Though the cost of the pilot program was covered by the police department, the enlarged cops-in-schools program will be funded by the school district. It will cost $300,000 in its first year, and increase by 2% annually in subsequent years. 

Gherian Foster, a Schenectady resident who works in the district and whose son is a senior at Schenectady High School, told Albany Proper that there have been some behavioral issues at city schools but “I’m really saddened to see that the first go-to is ‘Let’s police them.’” 

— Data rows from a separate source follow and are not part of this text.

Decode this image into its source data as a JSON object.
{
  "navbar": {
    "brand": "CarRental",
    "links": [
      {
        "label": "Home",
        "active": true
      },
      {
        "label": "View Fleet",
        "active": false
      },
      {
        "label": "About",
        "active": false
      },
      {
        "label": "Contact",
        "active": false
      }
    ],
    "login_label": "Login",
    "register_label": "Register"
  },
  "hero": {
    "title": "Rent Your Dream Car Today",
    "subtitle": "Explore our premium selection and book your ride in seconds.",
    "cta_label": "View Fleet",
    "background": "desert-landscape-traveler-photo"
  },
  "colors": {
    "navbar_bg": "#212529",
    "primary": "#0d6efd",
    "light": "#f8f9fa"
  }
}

“I think about the investment we could be making literally anywhere else in the district,” Foster continued. “It starts with the students and talking to them and finding out what they’re experiencing and what they need.” 

At a Board of Education meeting earlier this month, the proposal received sharp criticism from city residents, who questioned whether it would really make students safer and pointed to studies suggesting students of color are more likely to be arrested than their white peers when police are present in schools. 

“Do I feel Schenectady could be doing a better job when it comes to safety?” said Raechel Mullin, who has four children in Schenectady schools and also works as a paraprofessional at Oneida Middle School. “Yes. But policing is a slippery slope. … Authority and intimidation is not how to get the best results. We could use more counselors and paraprofessionals. The truth of the matter is that these children don’t need policing – they need love and compassion.” 

Soler has said he sees the program as a way to improve the relationship between the community and the police. 

“We’re not asking them to be a heavy,” Soler told the board of education in February. “We’re asking them to come in and build relationships with kids.” 

He rejected the notion that cops in schools increase the likelihood of youth getting ensnared by the “school-to-prison” pipeline. 

“There’s no definitive evidence that a cop in a school is going to send someone down that road,” Soler said. 

District documents describing the community engagement officer program say it is “designed to provide law enforcement, education and counseling to District students, and is an attempt to deter criminal behavior through positive interactions with students during school hours.” 

The plan for police officers in Schenectady public schools grew out of the state-mandated police reform process that the city embarked on in late 2020. 

That effort came out of the anti-police brutality protests that occurred in the aftermath of the death of George Floyd, with many pushing for dramatic changes in how communities of color are policed. 

Though many activists called for a reduced police presence, many municipalities have gone in the opposite direction, increasing police budgets and launching new police programs. 

Foster said students of color were deeply impacted by the social justice protests of 2020, as well as the school closures and shuttering of support services caused by COVID-19. 

“Our students are in a way different situation because of what COVID did,” Foster said. “There’s a real need and they’re crying out for support and I’m so sad they’re receiving such a militant response.”